Gemstone of the Week: Scheelite

(Scheelite image found on carnegiemnh.org)

Scheelite was in 1821 and is named after Swedish chemist Karl Wilhelm Scheele who proved the existence of tungstic oxide in 1781. Scheelite is a calcium tungstate and has a hardness of 4.5-5.  It may be tan, golden-yellow, colourless, white, greenish, dark brown, reddish yellow, pale yellow, and otehr various shades of these colours.  In transmitted light, Scheelite will appear colourless.  Scheelite may even form with colour-zoning. It has an adamantine to vitreous luster, and may be transparent or opaque. Scheelite may be found in contact-metamorphic tactites, high temperature hydrothermal veins and greisens, granitic pegmatites, or alluvial deposits.  It has a dipyramidal, tetragonal crystal structure.

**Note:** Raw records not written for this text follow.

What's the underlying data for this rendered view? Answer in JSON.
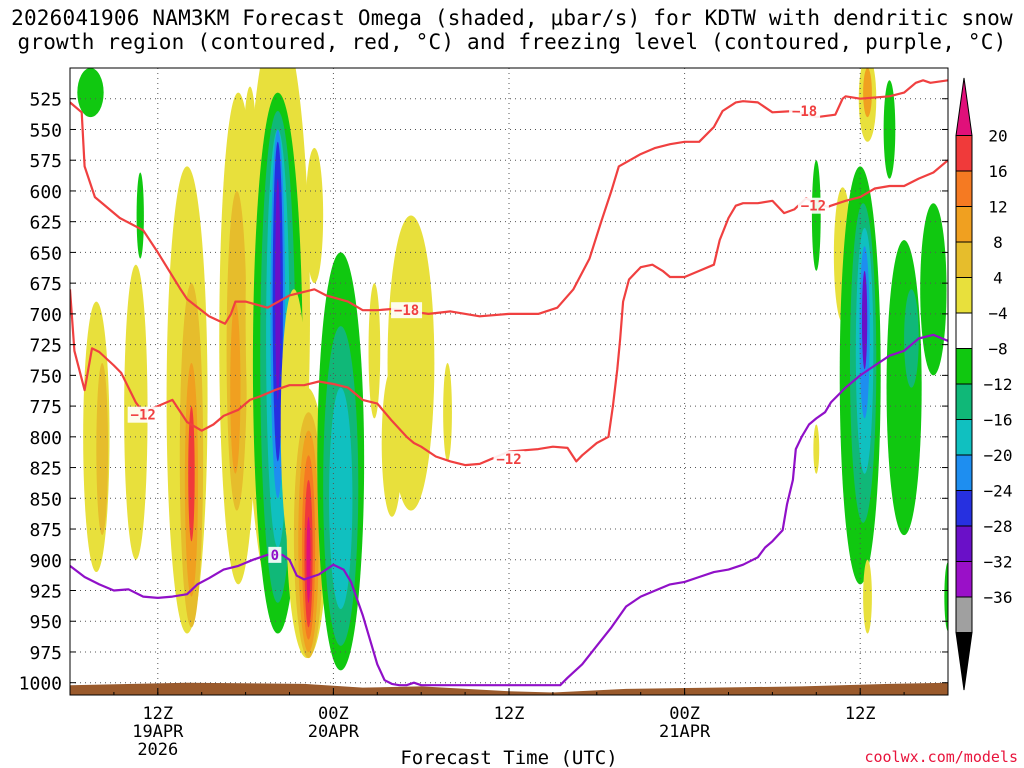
{
  "chart_data": {
    "type": "heatmap",
    "title_line1": "2026041906 NAM3KM Forecast Omega (shaded, μbar/s) for KDTW with dendritic snow",
    "title_line2": "growth region (contoured, red, °C) and freezing level (contoured, purple, °C)",
    "xlabel": "Forecast Time (UTC)",
    "credit": "coolwx.com/models",
    "x_range_hours": [
      0,
      60
    ],
    "x_ticks": [
      {
        "hour": 6,
        "l1": "12Z",
        "l2": "19APR",
        "l3": "2026"
      },
      {
        "hour": 18,
        "l1": "00Z",
        "l2": "20APR",
        "l3": ""
      },
      {
        "hour": 30,
        "l1": "12Z",
        "l2": "",
        "l3": ""
      },
      {
        "hour": 42,
        "l1": "00Z",
        "l2": "21APR",
        "l3": ""
      },
      {
        "hour": 54,
        "l1": "12Z",
        "l2": "",
        "l3": ""
      }
    ],
    "y_range_hpa": [
      1010,
      500
    ],
    "y_ticks": [
      525,
      550,
      575,
      600,
      625,
      650,
      675,
      700,
      725,
      750,
      775,
      800,
      825,
      850,
      875,
      900,
      925,
      950,
      975,
      1000
    ],
    "colorbar": {
      "labels": [
        "20",
        "16",
        "12",
        "8",
        "4",
        "−4",
        "−8",
        "−12",
        "−16",
        "−20",
        "−24",
        "−28",
        "−32",
        "−36"
      ],
      "colors": [
        "#e0107a",
        "#f03a3a",
        "#f57a22",
        "#f0a020",
        "#e6bd2c",
        "#e8e03c",
        "#ffffff",
        "#10c810",
        "#10b878",
        "#10c0c0",
        "#1e8ef0",
        "#2630e0",
        "#6a10c8",
        "#9a10c8",
        "#a0a0a0",
        "#000000"
      ]
    },
    "contour_labels": {
      "m18": "−18",
      "m12": "−12",
      "zero": "0"
    },
    "series": [
      {
        "name": "-18C",
        "color": "#f04040",
        "points": [
          [
            0,
            528
          ],
          [
            0.8,
            536
          ],
          [
            1,
            580
          ],
          [
            1.7,
            605
          ],
          [
            3.4,
            622
          ],
          [
            5,
            632
          ],
          [
            6,
            650
          ],
          [
            7.5,
            679
          ],
          [
            8,
            688
          ],
          [
            9.5,
            702
          ],
          [
            10.6,
            708
          ],
          [
            11,
            700
          ],
          [
            11.3,
            690
          ],
          [
            12,
            690
          ],
          [
            13.5,
            695
          ],
          [
            15,
            685
          ],
          [
            16.7,
            680
          ],
          [
            17.5,
            685
          ],
          [
            19,
            690
          ],
          [
            20,
            697
          ],
          [
            21,
            697
          ],
          [
            22,
            696
          ],
          [
            24.5,
            700
          ],
          [
            26,
            698
          ],
          [
            28,
            702
          ],
          [
            30,
            700
          ],
          [
            32,
            700
          ],
          [
            33.3,
            695
          ],
          [
            34.4,
            680
          ],
          [
            35.5,
            655
          ],
          [
            36.3,
            625
          ],
          [
            37,
            600
          ],
          [
            37.5,
            580
          ],
          [
            39,
            570
          ],
          [
            40,
            565
          ],
          [
            41,
            562
          ],
          [
            42,
            560
          ],
          [
            43,
            560
          ],
          [
            44,
            548
          ],
          [
            44.6,
            535
          ],
          [
            45.5,
            528
          ],
          [
            46,
            527
          ],
          [
            47,
            528
          ],
          [
            48,
            536
          ],
          [
            49.5,
            535
          ],
          [
            51,
            540
          ],
          [
            52.3,
            538
          ],
          [
            52.8,
            525
          ],
          [
            53,
            523
          ],
          [
            54,
            525
          ],
          [
            56,
            523
          ],
          [
            57,
            520
          ],
          [
            57.8,
            512
          ],
          [
            58.3,
            510
          ],
          [
            58.8,
            512
          ],
          [
            60,
            510
          ]
        ]
      },
      {
        "name": "-12C",
        "color": "#f04040",
        "points": [
          [
            0,
            680
          ],
          [
            0.3,
            730
          ],
          [
            1,
            762
          ],
          [
            1.5,
            728
          ],
          [
            2,
            731
          ],
          [
            3,
            742
          ],
          [
            3.5,
            748
          ],
          [
            4,
            760
          ],
          [
            4.5,
            772
          ],
          [
            5,
            780
          ],
          [
            6,
            775
          ],
          [
            7,
            770
          ],
          [
            8,
            788
          ],
          [
            9,
            795
          ],
          [
            9.8,
            790
          ],
          [
            10.5,
            783
          ],
          [
            11.5,
            778
          ],
          [
            12.3,
            770
          ],
          [
            13,
            767
          ],
          [
            14,
            762
          ],
          [
            15,
            758
          ],
          [
            16,
            758
          ],
          [
            17,
            755
          ],
          [
            18,
            757
          ],
          [
            19,
            760
          ],
          [
            20,
            770
          ],
          [
            21,
            773
          ],
          [
            22,
            787
          ],
          [
            23,
            800
          ],
          [
            23.5,
            805
          ],
          [
            24,
            808
          ],
          [
            25,
            816
          ],
          [
            26,
            820
          ],
          [
            27,
            823
          ],
          [
            28,
            822
          ],
          [
            29,
            817
          ],
          [
            30,
            812
          ],
          [
            31,
            811
          ],
          [
            32,
            810
          ],
          [
            33,
            808
          ],
          [
            34,
            809
          ],
          [
            34.6,
            820
          ],
          [
            35,
            815
          ],
          [
            36,
            805
          ],
          [
            36.8,
            800
          ],
          [
            37.1,
            775
          ],
          [
            37.4,
            745
          ],
          [
            37.6,
            720
          ],
          [
            37.8,
            690
          ],
          [
            38.2,
            672
          ],
          [
            39,
            662
          ],
          [
            39.8,
            660
          ],
          [
            40.5,
            665
          ],
          [
            41,
            670
          ],
          [
            42,
            670
          ],
          [
            43,
            665
          ],
          [
            44,
            660
          ],
          [
            44.4,
            640
          ],
          [
            45,
            622
          ],
          [
            45.5,
            612
          ],
          [
            46,
            610
          ],
          [
            47,
            610
          ],
          [
            48,
            608
          ],
          [
            48.8,
            618
          ],
          [
            49.5,
            615
          ],
          [
            50.3,
            606
          ],
          [
            51,
            610
          ],
          [
            51.8,
            613
          ],
          [
            52,
            612
          ],
          [
            53,
            608
          ],
          [
            54,
            605
          ],
          [
            55,
            598
          ],
          [
            56,
            596
          ],
          [
            57,
            596
          ],
          [
            58,
            590
          ],
          [
            59,
            585
          ],
          [
            60,
            575
          ]
        ]
      },
      {
        "name": "0C",
        "color": "#9010c8",
        "points": [
          [
            0,
            905
          ],
          [
            1,
            914
          ],
          [
            2,
            920
          ],
          [
            3,
            925
          ],
          [
            4,
            924
          ],
          [
            5,
            930
          ],
          [
            6,
            931
          ],
          [
            7,
            930
          ],
          [
            8,
            928
          ],
          [
            8.7,
            920
          ],
          [
            9.5,
            915
          ],
          [
            10.5,
            908
          ],
          [
            11.5,
            905
          ],
          [
            12.5,
            900
          ],
          [
            13.5,
            896
          ],
          [
            14.5,
            896
          ],
          [
            15,
            900
          ],
          [
            15.5,
            913
          ],
          [
            16,
            916
          ],
          [
            17,
            912
          ],
          [
            18,
            904
          ],
          [
            18.7,
            908
          ],
          [
            19.2,
            918
          ],
          [
            20,
            945
          ],
          [
            20.5,
            965
          ],
          [
            21,
            985
          ],
          [
            21.5,
            998
          ],
          [
            22,
            1001
          ],
          [
            22.5,
            1002
          ],
          [
            23,
            1002
          ],
          [
            23.5,
            1000
          ],
          [
            24,
            1002
          ],
          [
            33.5,
            1002
          ],
          [
            34,
            996
          ],
          [
            35,
            985
          ],
          [
            36,
            970
          ],
          [
            37,
            955
          ],
          [
            38,
            938
          ],
          [
            39,
            930
          ],
          [
            40,
            925
          ],
          [
            41,
            920
          ],
          [
            42,
            918
          ],
          [
            43,
            914
          ],
          [
            44,
            910
          ],
          [
            45,
            908
          ],
          [
            46,
            904
          ],
          [
            47,
            898
          ],
          [
            47.5,
            890
          ],
          [
            48,
            885
          ],
          [
            48.7,
            876
          ],
          [
            49,
            855
          ],
          [
            49.4,
            835
          ],
          [
            49.6,
            810
          ],
          [
            50,
            800
          ],
          [
            50.5,
            790
          ],
          [
            51,
            785
          ],
          [
            51.6,
            780
          ],
          [
            52,
            772
          ],
          [
            53,
            760
          ],
          [
            54,
            750
          ],
          [
            55,
            742
          ],
          [
            56,
            734
          ],
          [
            57,
            730
          ],
          [
            58,
            720
          ],
          [
            59,
            717
          ],
          [
            60,
            722
          ]
        ]
      }
    ],
    "shaded_blobs": [
      {
        "cx": 1.8,
        "cy": 800,
        "rx": 0.9,
        "ry": 110,
        "c": "#e8e03c"
      },
      {
        "cx": 2.2,
        "cy": 810,
        "rx": 0.4,
        "ry": 70,
        "c": "#e6bd2c"
      },
      {
        "cx": 4.5,
        "cy": 780,
        "rx": 0.8,
        "ry": 120,
        "c": "#e8e03c"
      },
      {
        "cx": 8,
        "cy": 770,
        "rx": 1.4,
        "ry": 190,
        "c": "#e8e03c"
      },
      {
        "cx": 8.3,
        "cy": 815,
        "rx": 0.8,
        "ry": 140,
        "c": "#e6bd2c"
      },
      {
        "cx": 8.3,
        "cy": 835,
        "rx": 0.45,
        "ry": 95,
        "c": "#f0a020"
      },
      {
        "cx": 8.3,
        "cy": 830,
        "rx": 0.22,
        "ry": 55,
        "c": "#f03a3a"
      },
      {
        "cx": 11.5,
        "cy": 720,
        "rx": 1.3,
        "ry": 200,
        "c": "#e8e03c"
      },
      {
        "cx": 11.4,
        "cy": 730,
        "rx": 0.7,
        "ry": 130,
        "c": "#e6bd2c"
      },
      {
        "cx": 11.3,
        "cy": 760,
        "rx": 0.35,
        "ry": 70,
        "c": "#f0a020"
      },
      {
        "cx": 12.3,
        "cy": 590,
        "rx": 0.5,
        "ry": 75,
        "c": "#e8e03c"
      },
      {
        "cx": 13.5,
        "cy": 590,
        "rx": 0.35,
        "ry": 80,
        "c": "#e8e03c"
      },
      {
        "cx": 14.2,
        "cy": 700,
        "rx": 2.2,
        "ry": 240,
        "c": "#e8e03c"
      },
      {
        "cx": 14.2,
        "cy": 740,
        "rx": 1.7,
        "ry": 220,
        "c": "#10c810"
      },
      {
        "cx": 14.2,
        "cy": 735,
        "rx": 1.2,
        "ry": 200,
        "c": "#10b878"
      },
      {
        "cx": 14.2,
        "cy": 720,
        "rx": 0.8,
        "ry": 170,
        "c": "#10c0c0"
      },
      {
        "cx": 14.2,
        "cy": 700,
        "rx": 0.5,
        "ry": 150,
        "c": "#1e8ef0"
      },
      {
        "cx": 14.2,
        "cy": 690,
        "rx": 0.35,
        "ry": 130,
        "c": "#2630e0"
      },
      {
        "cx": 14.2,
        "cy": 680,
        "rx": 0.18,
        "ry": 90,
        "c": "#6a10c8"
      },
      {
        "cx": 15.3,
        "cy": 790,
        "rx": 0.9,
        "ry": 110,
        "c": "#e8e03c"
      },
      {
        "cx": 16.2,
        "cy": 870,
        "rx": 1.4,
        "ry": 110,
        "c": "#e8e03c"
      },
      {
        "cx": 16.3,
        "cy": 880,
        "rx": 1.0,
        "ry": 100,
        "c": "#e6bd2c"
      },
      {
        "cx": 16.3,
        "cy": 885,
        "rx": 0.7,
        "ry": 90,
        "c": "#f0a020"
      },
      {
        "cx": 16.3,
        "cy": 890,
        "rx": 0.45,
        "ry": 75,
        "c": "#f57a22"
      },
      {
        "cx": 16.3,
        "cy": 895,
        "rx": 0.28,
        "ry": 60,
        "c": "#f03a3a"
      },
      {
        "cx": 16.3,
        "cy": 900,
        "rx": 0.14,
        "ry": 35,
        "c": "#e0107a"
      },
      {
        "cx": 16.7,
        "cy": 620,
        "rx": 0.6,
        "ry": 55,
        "c": "#e8e03c"
      },
      {
        "cx": 18.5,
        "cy": 820,
        "rx": 1.6,
        "ry": 170,
        "c": "#10c810"
      },
      {
        "cx": 18.5,
        "cy": 840,
        "rx": 1.2,
        "ry": 130,
        "c": "#10b878"
      },
      {
        "cx": 18.5,
        "cy": 850,
        "rx": 0.8,
        "ry": 90,
        "c": "#10c0c0"
      },
      {
        "cx": 22,
        "cy": 805,
        "rx": 0.7,
        "ry": 60,
        "c": "#e8e03c"
      },
      {
        "cx": 23.3,
        "cy": 740,
        "rx": 1.6,
        "ry": 120,
        "c": "#e8e03c"
      },
      {
        "cx": 20.8,
        "cy": 730,
        "rx": 0.4,
        "ry": 55,
        "c": "#e8e03c"
      },
      {
        "cx": 25.8,
        "cy": 780,
        "rx": 0.3,
        "ry": 40,
        "c": "#e8e03c"
      },
      {
        "cx": 4.8,
        "cy": 620,
        "rx": 0.25,
        "ry": 35,
        "c": "#10c810"
      },
      {
        "cx": 1.4,
        "cy": 520,
        "rx": 0.9,
        "ry": 20,
        "c": "#10c810"
      },
      {
        "cx": 51,
        "cy": 620,
        "rx": 0.3,
        "ry": 45,
        "c": "#10c810"
      },
      {
        "cx": 52.8,
        "cy": 652,
        "rx": 0.6,
        "ry": 55,
        "c": "#e8e03c"
      },
      {
        "cx": 51,
        "cy": 810,
        "rx": 0.2,
        "ry": 20,
        "c": "#e8e03c"
      },
      {
        "cx": 54,
        "cy": 750,
        "rx": 1.4,
        "ry": 170,
        "c": "#10c810"
      },
      {
        "cx": 54.2,
        "cy": 740,
        "rx": 0.9,
        "ry": 130,
        "c": "#10b878"
      },
      {
        "cx": 54.3,
        "cy": 730,
        "rx": 0.6,
        "ry": 100,
        "c": "#10c0c0"
      },
      {
        "cx": 54.3,
        "cy": 715,
        "rx": 0.35,
        "ry": 70,
        "c": "#1e8ef0"
      },
      {
        "cx": 54.3,
        "cy": 705,
        "rx": 0.18,
        "ry": 40,
        "c": "#6a10c8"
      },
      {
        "cx": 54.5,
        "cy": 525,
        "rx": 0.6,
        "ry": 35,
        "c": "#e8e03c"
      },
      {
        "cx": 54.5,
        "cy": 520,
        "rx": 0.3,
        "ry": 20,
        "c": "#f0a020"
      },
      {
        "cx": 56,
        "cy": 550,
        "rx": 0.4,
        "ry": 40,
        "c": "#10c810"
      },
      {
        "cx": 57,
        "cy": 760,
        "rx": 1.2,
        "ry": 120,
        "c": "#10c810"
      },
      {
        "cx": 57.5,
        "cy": 720,
        "rx": 0.5,
        "ry": 40,
        "c": "#10b878"
      },
      {
        "cx": 59,
        "cy": 680,
        "rx": 0.9,
        "ry": 70,
        "c": "#10c810"
      },
      {
        "cx": 60,
        "cy": 930,
        "rx": 0.25,
        "ry": 28,
        "c": "#10c810"
      },
      {
        "cx": 54.5,
        "cy": 930,
        "rx": 0.3,
        "ry": 30,
        "c": "#e8e03c"
      }
    ]
  }
}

Scheelite is may be found all over the world in: Afghanistan, Algeria, Argentina, Armenia, Australia, Austria, Belgium, Bhutan, Bolivia, Brazil, Bulgaria, Burma(Myanmar), Cambodia, Chile, China, Czech Republic, Democratic Republic of Congo(Zaire), Ecuador, Finland, France, Georgia, Germany, Greece, Greenland, Guatemala, Guyana, India, Hungary, Indonesia, Iran, Ireland, Italy, Japan, Kazakhstan, Kosovo, Kyrgyzstan, Madagascar, Malawi, Malaysia, Mexico, Mongolia, Morocco, Mozambique, Niger, Namibia, New Zealand, North Korea, Norway, Pakistan, Peru, Philippians, Portugal, Poland, Republic of Macedonia, Romania, Russia, Rwanda, Serbia, Saudi Arabia, Slovakia, South Africa, South Korea, Spain, Sri Lanka, Sudan, Swaziland, Sweden, Tajikistan, Tanzania, Thailand, Turkey, Uganda, the U.K, Ukraine, Uzbekistan, Venezuela, and Zambabwe and all across Canada and the U.S. you could also say that Scheelite is 'out of this world' as it can also be found on the moon!